ロームは、世界で初めて、LSI内部のレジスタと呼ばれるデータの記憶領域に不揮発性のロジック回路を組み込んだLSIの開発に成功したと発表した。

新しく強誘電体セパレート構造を開発することにより、LSIのロジック性能と信頼性を損なうことなく、レジスタ領域を不揮発性化できる技術を開発したもの。

現在一般的に使われているロジック系LSIでは、一旦電源が切られるとレジスタに保持された演算処理状況は消滅してしまう(揮発性)ため、記憶保持に電流を流し続ける必要がある。LSIのレジスタを強誘電体素子により不揮発性化することは今までも取り組まれてきたが、LSIのロジック回路での負荷容量が大きくなり、電力負荷の増大や信号遅延といった問題が発生するため、殆ど使われていなかった。

この不揮発性ロジック技術を実際に応用した場合、例えば、ゲーム機のCPUを置き換えると仮定すると、ゲームの起動中であっても、頻繁に発生するCPUの待機時間の消費電力がゼロとなるため、CPUの消費電力を約70%削減できることを確認した。また、CPUの動作時でも、情報の書き込み/読み出しを行うブロック以外をスリープモードにするなどの設計変更を行えば85%以上CPUの消費電力を削減、さらに、このブロック内部のレジスタ・演算回路レベルで細かく電源のオン・オフを管理すれば、CPUの消費電力を95%以上削減することも期待できるとしている。

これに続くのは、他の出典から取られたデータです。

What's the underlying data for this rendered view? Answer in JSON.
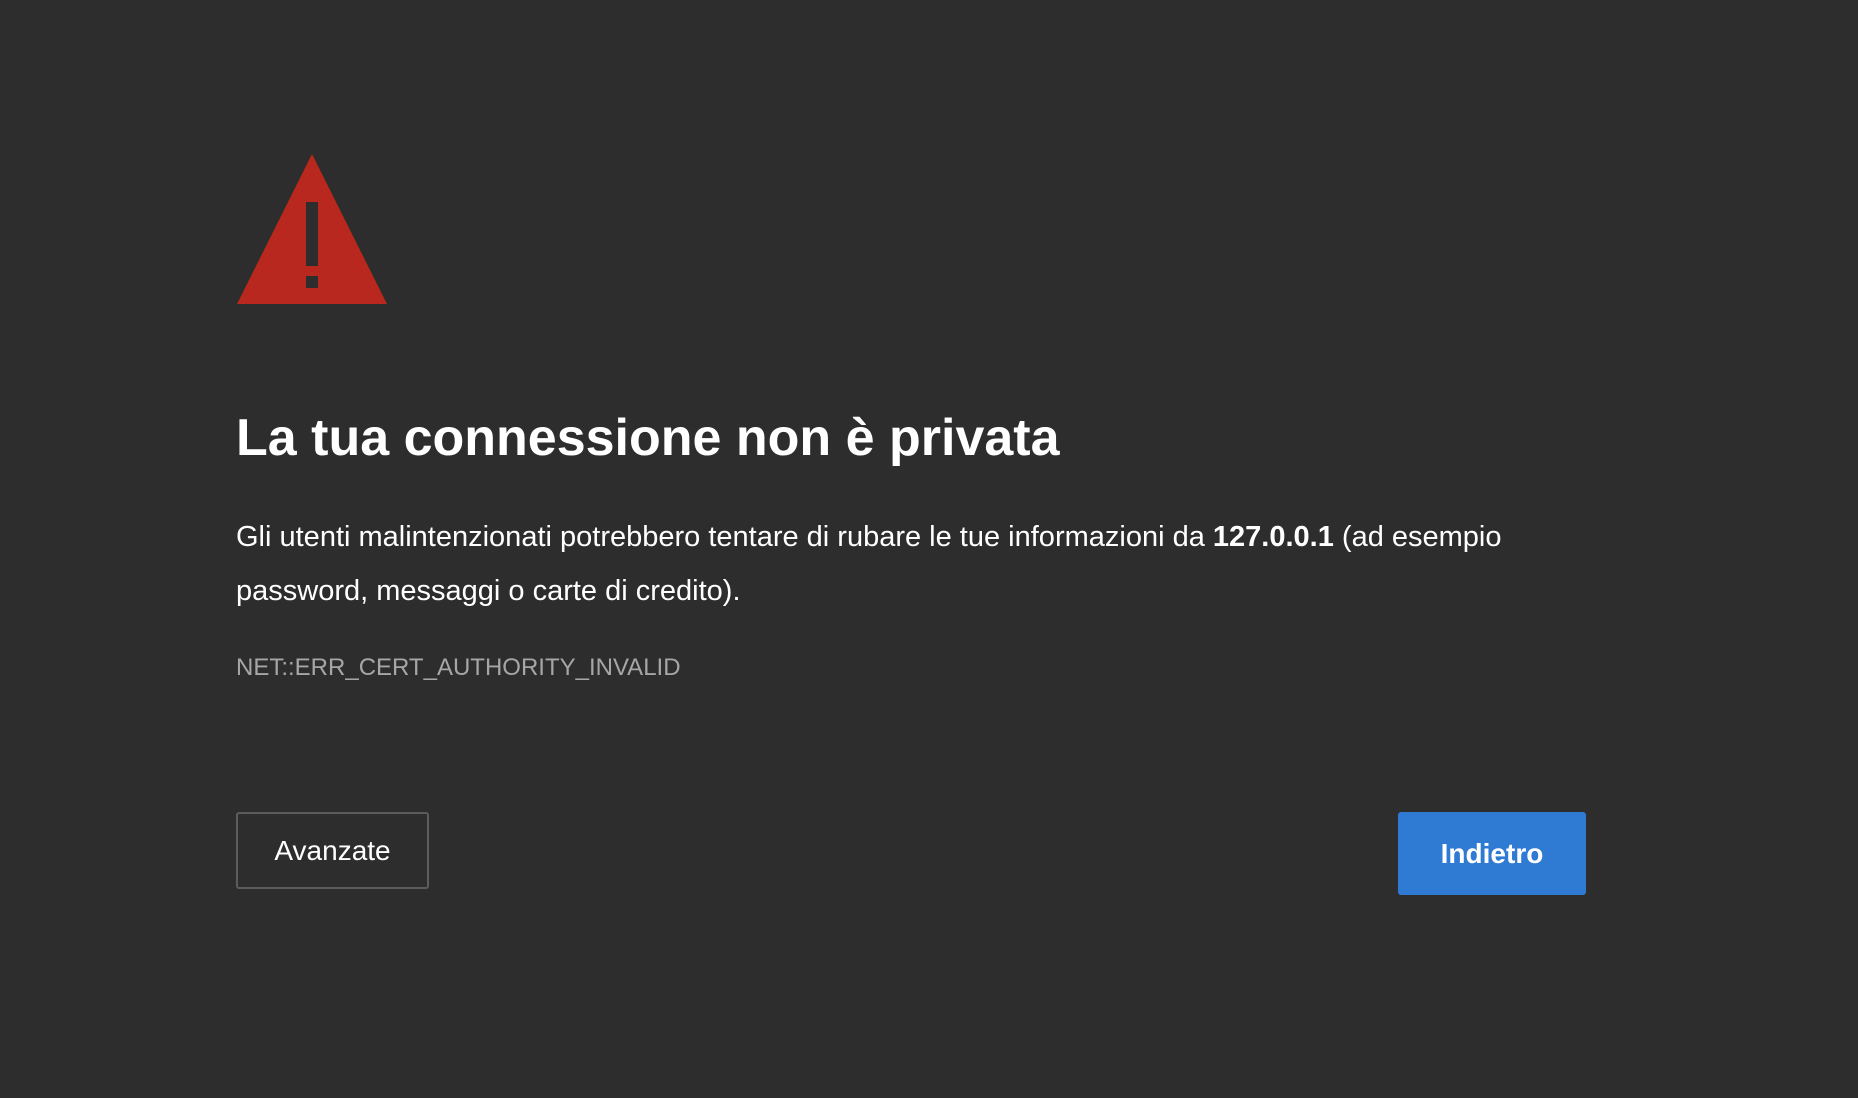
{
  "icon": {
    "name": "warning-triangle-icon",
    "color": "#b8281e",
    "mark_color": "#2d2d2d"
  },
  "title": "La tua connessione non è privata",
  "description": {
    "before": "Gli utenti malintenzionati potrebbero tentare di rubare le tue informazioni da ",
    "host": "127.0.0.1",
    "after": " (ad esempio password, messaggi o carte di credito)."
  },
  "error_code": "NET::ERR_CERT_AUTHORITY_INVALID",
  "buttons": {
    "advanced_label": "Avanzate",
    "back_label": "Indietro"
  },
  "colors": {
    "background": "#2d2d2d",
    "primary_button": "#2f7ad3",
    "error_code_text": "#a6a6a6"
  }
}
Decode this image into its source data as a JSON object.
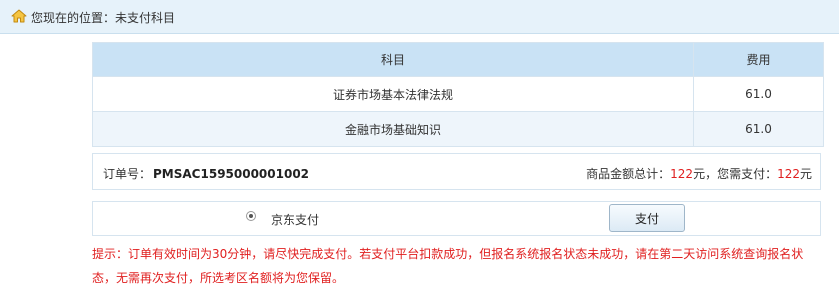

ロームは、今回の強誘電体による不揮発ロジック技術を応用したカスタムLSIについての提案活動を進め、1年後を目標に量産化をめざしたいとしている。

<コメント>
いわゆる待機電力と呼ばれるものが削減できるのは、注目すべき技術。今回の技術で機器内部のどの回路まで置き換えることができるのかは不明だが、携帯プレーヤーなどへの応用でも連続再生時間の大幅な伸びが期待できるだろう。